By now, the causes of the problem are basically understood
At least one New Jersey startup has offered to build the marketplace in just one month for free. But Healthcare.gov is a complex application. For every applicant, Healthcare.gov must fetch data from the Social Security Administration (SSA), Internal Revenue Service (IRS), Department of Homeland Security (DHS), Veterans Health Administration (VHA), Department of Defense (DOD), Office of Personnel Management (OPM), and Peace Corps in order to determine eligibility for subsidies and federal programs.
Next, the site has to transmit data accurately back to private insurance companies, which all have different systems. That transfer has reportedly been causing problems for some insurers who are getting some applications with duplicate or missing data.
The data transfer is being done in real time rather than asynchronously, which would be less of a load on the system, in order to ensure the information is up to date and to protect personal information.
And now because the broken site allowed some people to create multiple accounts and sign up for multiple plans, the contractors fixing the site must also deal with data integrity problems.
"‘Tech surge’ is just a couple buzz words thrown together," a source familiar with CGI Federal tells The Verge in an email. "Anyone who knows how software development and engineering works will tell you that adding more people to a late project will only make it later. This is because you basically have to bring the new resources up to speed, which takes time away from working on the task at hand."
Now the question is how long it will take, post-"surge," to fix the site. "I don't think the tech surge will do enough to fix everything in time for the December 15th sign-up deadline," a consultant who worked on an early phase of Healthcare.gov says. "I think the deadline will have to be pushed back. These aren't superficial bugs and they will require large code rewrites and possibly a different architecture."
Clay Johnson, a former White House Presidential Innovation Fellow, does believe that people are what’s needed to fix Healthcare.gov — but not more people, just new ones. He advocates opening up the source code so independent developers can give suggestions, and then opening up requests for proposals to recruit new talent to fix specific issues.
"It’s like if you take your car to the shop and your car mechanic turns your engine upside down, you don’t pay that same mechanic to fix it."
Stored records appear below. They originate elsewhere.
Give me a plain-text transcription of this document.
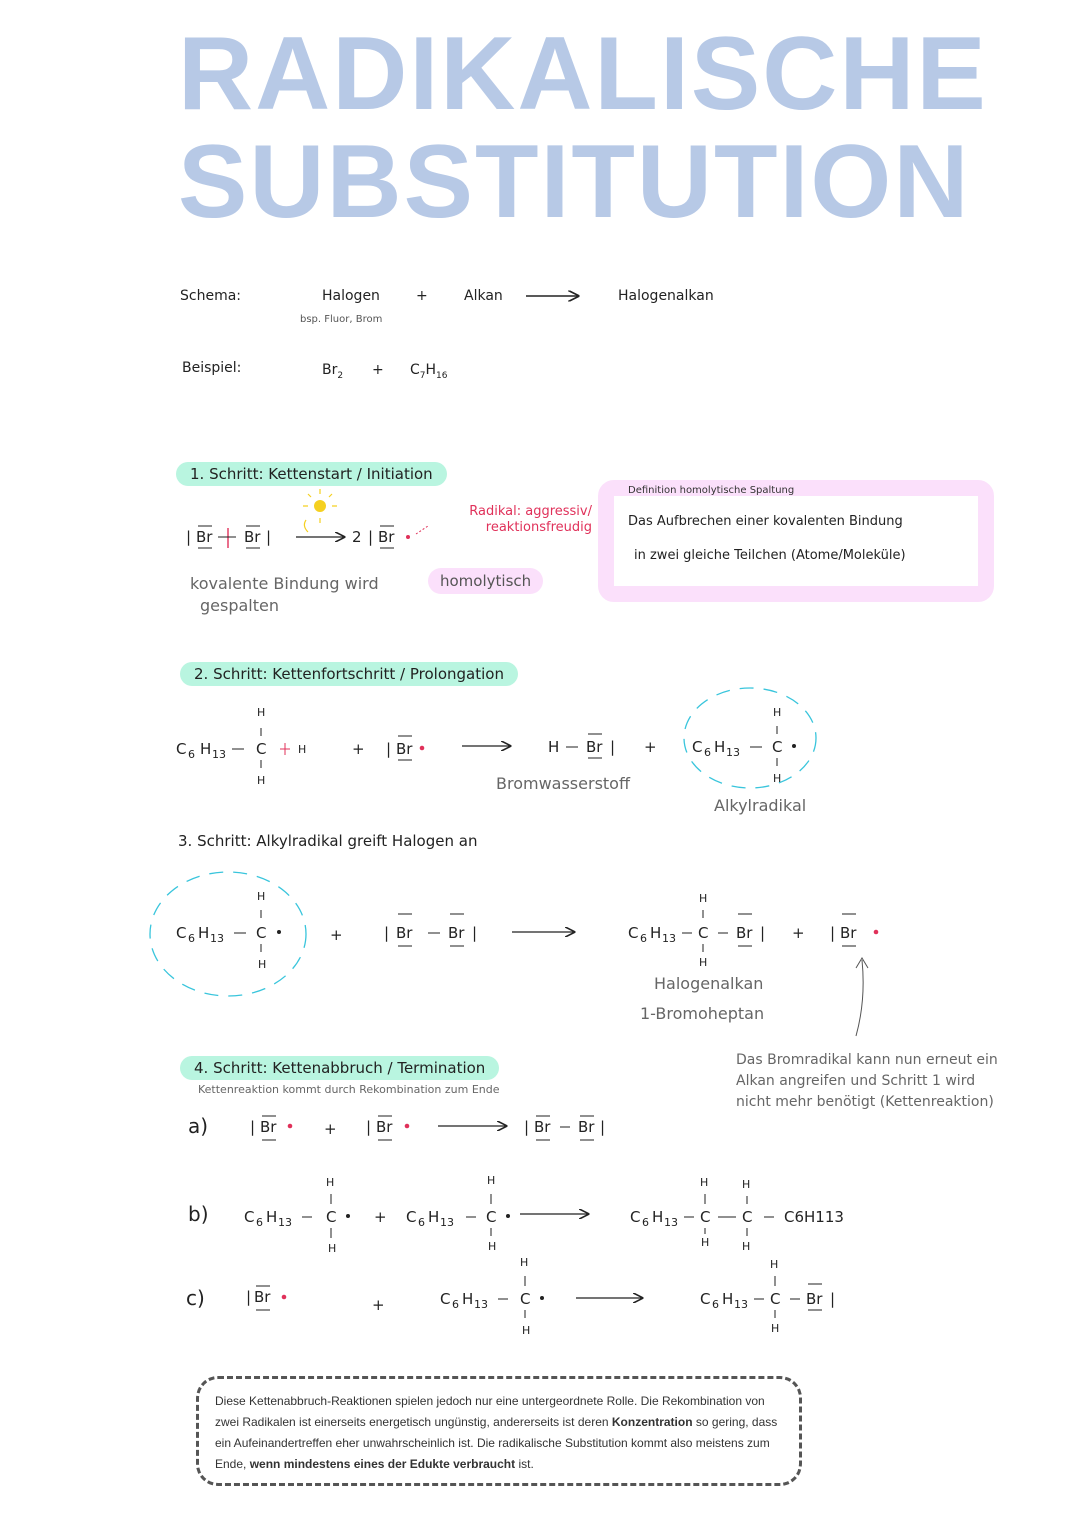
RADIKALISCHE
SUBSTITUTION
Schema:	Halogen
bsp. Fluor, Brom
+	Alkan	Halogenalkan
Beispiel:	$Br_2 + C_7H_{16}$
1. Schritt: Kettenstart / Initiation
Radikal: aggressiv/ reaktionsfreudig
kovalente Bindung wird
gespalten
homolytisch
Definition homolytische Spaltung
Das Aufbrechen einer kovalenten Bindung
in zwei gleiche Teilchen (Atome/Moleküle)
2. Schritt: Kettenfortschritt / Prolongation
Bromwasserstoff
Alkylradikal
3. Schritt: Alkylradikal greift Halogen an
Halogenalkan
1-Bromoheptan
Das Bromradikal kann nun erneut ein Alkan angreifen und Schritt 1 wird nicht mehr benötigt (Kettenreaktion)
4. Schritt: Kettenabbruch / Termination
Kettenreaktion kommt durch Rekombination zum Ende
a)
b)
c)
| Br Br |	2 | Br
C 6 H 13 C
H
H
H	+ | Br	H Br | + C 6 H 13 C
H
H
C 6 H 13 C
H
H
+	| Br Br |	C 6 H 13 C
H
H
Br | + | Br
| Br	+ | Br	| Br Br |
C 6 H 13 C
H
H
+ C 6 H 13 C
H
H
C 6 H 13 C
H
H
C
H
H
C6H113
| Br	+	C 6 H 13 C
H
H
C 6 H 13 C
H
H
Br |
Diese Kettenabbruch-Reaktionen spielen jedoch nur eine untergeordnete Rolle. Die Rekombination von zwei Radikalen ist einerseits energetisch ungünstig, andererseits ist deren Konzentration so gering, dass ein Aufeinandertreffen eher unwahrscheinlich ist. Die radikalische Substitution kommt also meistens zum Ende, wenn mindestens eines der Edukte verbraucht ist.
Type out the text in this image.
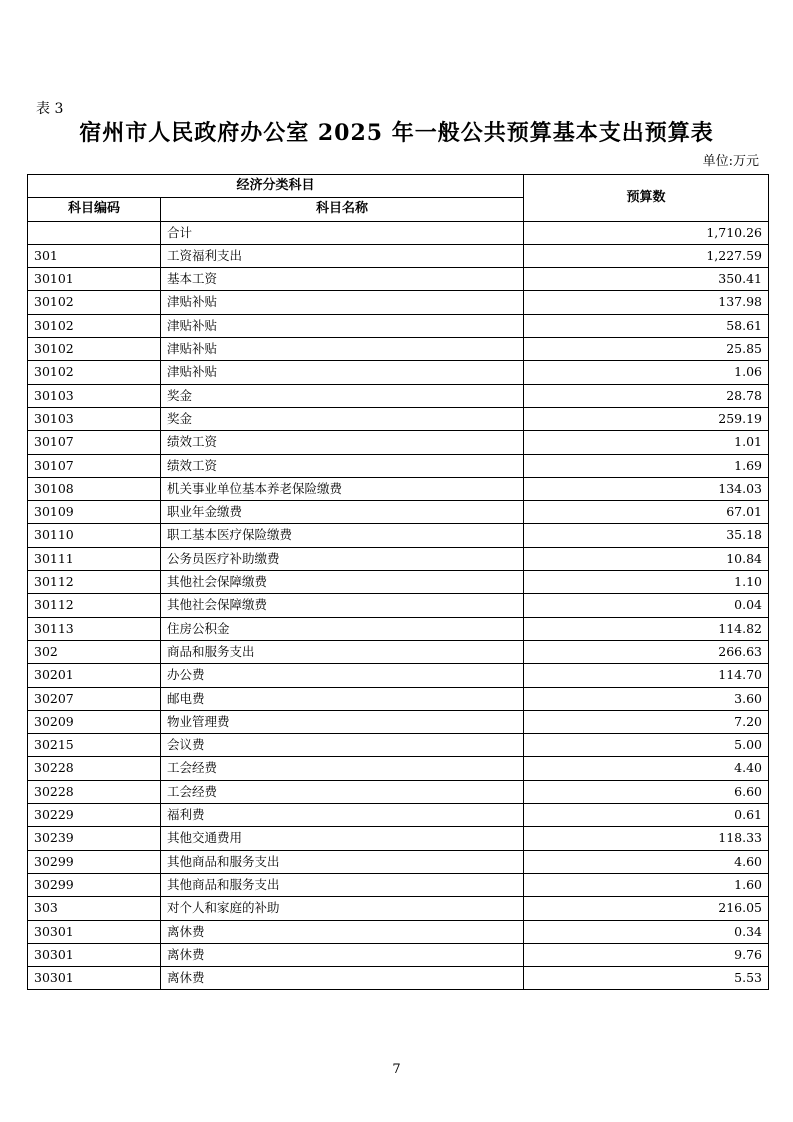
表 3
宿州市人民政府办公室 2025 年一般公共预算基本支出预算表
单位:万元
经济分类科目		预算数
科目编码	科目名称	
	合计	1,710.26
301	工资福利支出	1,227.59
30101	基本工资	350.41
30102	津贴补贴	137.98
30102	津贴补贴	58.61
30102	津贴补贴	25.85
30102	津贴补贴	1.06
30103	奖金	28.78
30103	奖金	259.19
30107	绩效工资	1.01
30107	绩效工资	1.69
30108	机关事业单位基本养老保险缴费	134.03
30109	职业年金缴费	67.01
30110	职工基本医疗保险缴费	35.18
30111	公务员医疗补助缴费	10.84
30112	其他社会保障缴费	1.10
30112	其他社会保障缴费	0.04
30113	住房公积金	114.82
302	商品和服务支出	266.63
30201	办公费	114.70
30207	邮电费	3.60
30209	物业管理费	7.20
30215	会议费	5.00
30228	工会经费	4.40
30228	工会经费	6.60
30229	福利费	0.61
30239	其他交通费用	118.33
30299	其他商品和服务支出	4.60
30299	其他商品和服务支出	1.60
303	对个人和家庭的补助	216.05
30301	离休费	0.34
30301	离休费	9.76
30301	离休费	5.53
7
"It’s like if you take your car to the shop and your car mechanic turns your engine upside down, you don’t pay that same mechanic to fix it," he says. "Adding different people to the mix is the right thing to do. I don’t believe that we ought to reward this kind of gross incompetence with more money and more resources."
Building the site has taken more than two years and cost more than $350 million, according to some estimates, and Congress is calling for accountability. The effort to assign blame is proceeding nicely: Sebelius will testify before Congress on October 30th, where she will face some tough questions and maybe even a call for her resignation. Fingerpointing won’t help fix the site, however, and it’s not clear whether a tech surge will either. At the most basic level, developers need to identify bugs and then fix them. And that may just take time.